The main problem with Castro’s argument is that it is simply wrong. The policies which were championed on the stage over two nights this week are – or will lead to – an immigration policy that can only be described as open borders.

Decriminalization, which Castro placed at the center of his campaign platform, is just the start. Several candidates, including Sens. Elizabeth Warren of Massachusetts, Kamala Harris of California, and Cory Booker of New Jersey, want to open the door to closing private detention centers, a restructuring of the Homeland Security department and sanctuary policies.

Those who oppose decriminalization include Johnson, former Vice President Joe Biden, Montana Gov. Steve Bullock, and Ohio Rep.

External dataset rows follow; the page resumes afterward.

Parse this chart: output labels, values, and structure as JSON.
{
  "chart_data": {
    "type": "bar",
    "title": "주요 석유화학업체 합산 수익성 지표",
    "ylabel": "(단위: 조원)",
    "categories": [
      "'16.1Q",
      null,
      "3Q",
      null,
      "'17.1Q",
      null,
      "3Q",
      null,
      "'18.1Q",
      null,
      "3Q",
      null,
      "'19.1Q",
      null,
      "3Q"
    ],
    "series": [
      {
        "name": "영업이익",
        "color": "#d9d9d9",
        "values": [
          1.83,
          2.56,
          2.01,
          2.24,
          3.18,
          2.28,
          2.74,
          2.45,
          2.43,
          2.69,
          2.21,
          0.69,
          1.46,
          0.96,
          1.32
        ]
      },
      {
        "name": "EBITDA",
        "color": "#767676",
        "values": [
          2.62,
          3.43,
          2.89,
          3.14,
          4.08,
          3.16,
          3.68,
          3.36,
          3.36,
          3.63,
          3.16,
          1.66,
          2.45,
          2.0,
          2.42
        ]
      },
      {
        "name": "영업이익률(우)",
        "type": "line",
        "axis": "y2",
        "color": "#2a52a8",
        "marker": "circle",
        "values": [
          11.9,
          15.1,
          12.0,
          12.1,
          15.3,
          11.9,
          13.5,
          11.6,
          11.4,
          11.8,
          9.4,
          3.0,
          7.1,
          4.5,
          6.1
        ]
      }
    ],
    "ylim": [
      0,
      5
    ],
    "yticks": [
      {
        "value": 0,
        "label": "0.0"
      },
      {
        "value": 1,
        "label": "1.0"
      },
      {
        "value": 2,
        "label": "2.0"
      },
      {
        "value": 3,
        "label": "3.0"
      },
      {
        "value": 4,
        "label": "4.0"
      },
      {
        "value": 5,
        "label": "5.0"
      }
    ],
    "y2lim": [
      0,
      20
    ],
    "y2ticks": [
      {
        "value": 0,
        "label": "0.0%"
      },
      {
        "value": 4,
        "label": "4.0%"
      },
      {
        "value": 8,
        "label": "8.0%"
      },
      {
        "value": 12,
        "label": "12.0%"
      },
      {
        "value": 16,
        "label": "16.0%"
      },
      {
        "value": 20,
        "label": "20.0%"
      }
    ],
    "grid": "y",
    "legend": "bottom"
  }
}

Tim Ryan.

Oh, and 66 percent of Americans and 47 percent of Democratic voters, according to a July NPR/PBS NewsHour/Marist poll. That survey also showed that even among self-identified progressive Democrats, a slight majority (54 percent) favor decriminalization.

The view of the Democratic Party as one of open borders is shared by more than just the right-wing.

“Apart from the most anodyne of statements, it is almost impossible to separate their policies from what in effect is open borders, since they have offered no specific policies, other than the near-utopian notion of making Central American nations free of endemic poverty and rampaging gang violence,” observed author and former ABC News reporter Jeff Greenfield.

Mother Jones’ Kevin Drum conceded in a piece accurately titled, “Are Democrats Now the Party of Open Borders?” that while he had in the past criticized “Republicans who accused liberals of wanting ‘open borders,’” he acknowledges it is  “hard to see much daylight between [Sen. Elizabeth] Warren’s plan and de facto open borders.”

After listing a litany of anti-enforcement proposals, Drum asks the reader, “Am I missing something here? Does Warren’s plan explicitly make it vanishingly unlikely that anyone crossing our border will ever be caught and sent back?”

Sen. Booker joined Castro in trying to assert that objecting to open borders policies was somehow playing into Republican hands. When Biden said he favored an immigration approach that was merit-based, the former Newark mayor contended that the former vice president was “playing into what the Republicans want, to pit some immigrants against other immigrants.”

“No, it’s not. Favoring immigrants based on merit criteria, such as job skills and advanced degrees, has been a Democratic idea since the 1960s,” wrote William Saletan of the liberal online magazine Slate.

Castro and Booker were trying mightily to use language to neutralize the few moderate voices that were heard on the stage in Detroit, but the chorus of candidates were singing a definitively open borders tune.